Dry eye syndrome produces a burning feeling in the eye with a lot of itching, grittiness, redness and puffiness, increased sensitivity to light, blurry vision, and other discomforts. The condition starts from a variety of factors such as infections, other auto-immune disorders, prolonged use of contact lenses, gland dysfunctions, and even medications taken for other diseases. Regardless of where the condition springs from, the underlying effect is that there is less quantity of tears produced and the composition of tears becomes so unstable that it vaporises more rapidly.
Meibomian gland dysfunction is a very common predisposing factor to dry eye, being found in as many as three quarters of all three out of four dry eye patients. The meibomian glands supply the oily secretions that go into the outer layer of the tear film, making the tears stable and less vulnerable to evaporation.
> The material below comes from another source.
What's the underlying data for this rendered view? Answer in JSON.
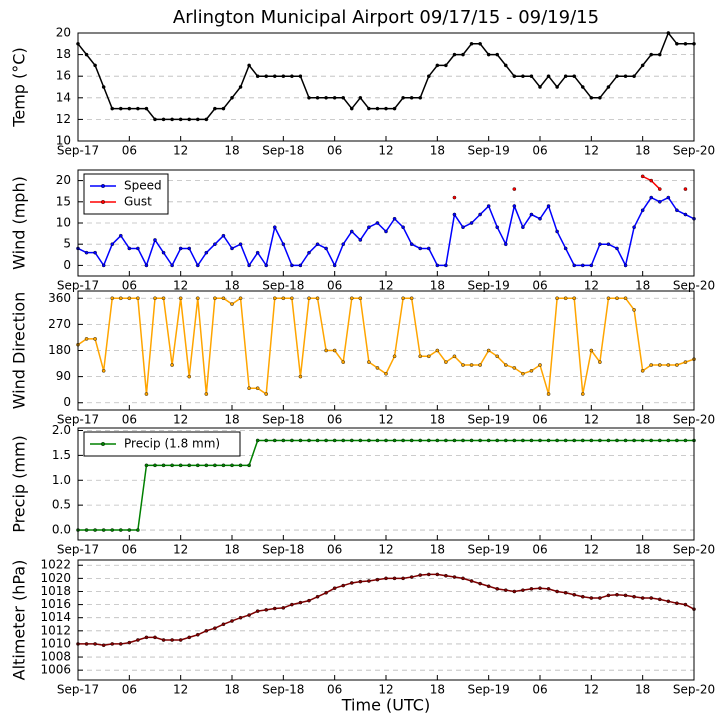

There are about 30-40 meibomian glands in the upper lid and 20-25 in the lower lid. The glands may experience abnormal lipid production, many times due to bacterial infections of the eyelids (such as blepharitis), skin conditions (such as rosacea), or side effects of drugs.
MGD is a complex disease. There are two generic manifestations, meibomian seborrhoea and meibomitis. Meibomian seborrhoea is indicated by excessive lipid secretions or easily expressed secretions. In this condition, the meibomian secretions are produced in excess amounts, and its chemistry can be harmful to the cornea. Meibomitis refers to a swelling of the glands due to bacteria, usually staphylococcus, and may be accompanied by seborrhoea or rosacea. In this condition, the secretions are too viscous and can cause clogging in the orifices of the meibomian glands. Meibomitis swiftly develops into swelling and inflammation along with long-lasting eyelid tenderness. Meibomitis is also called obstructive MGD.
It is not easy to treat obstructive MGD. The usual approach is to apply warm compresses followed by gland expression. A recently developed approach for cleaning the meibomian glands holds some promise. The fundamental idea involved is to use a probe attached to a narrow, hollow and flexible stainless steel tube (called cannula) to explore the ducts branching out from the meibomian glands. Many probe sizes can be used, from 2mm to 6mm, depending on which size is best able to produce relief.
The doctor implants the probe into a meibomian channel until it hits the obstruction symptomatic of obstructive MGD. When this occurs, the physician may use the probe/cannula to get rid of the secretions or to supply some anaesthetic and try to eliminate the obstruction. Sometimes only the blocked canals are cleared. In other instances all channels are cleaned as a preventative measure. The surgical procedure may last only 5 minutes or for as long as 30 minutes, depending on the extent of blockage and the patient’s tolerance.
After the clogged up canals are decongested, the flow of meibomian secretions is restored and the related dry eye symptoms may soon disappear. Eyelid massage and gland expression are effective methods for cleaning blockages in the meibomian ducts. But for the more rigid obstructions, MGD probing more effective method.
Relief from dry eye and MGD symptoms can last for one month or even up to 18 months after the probing procedure. After the procedure is performed, you are advised to continue eyelid scrubs and heat compresses. These will discourage the build-up of more gland obstructions.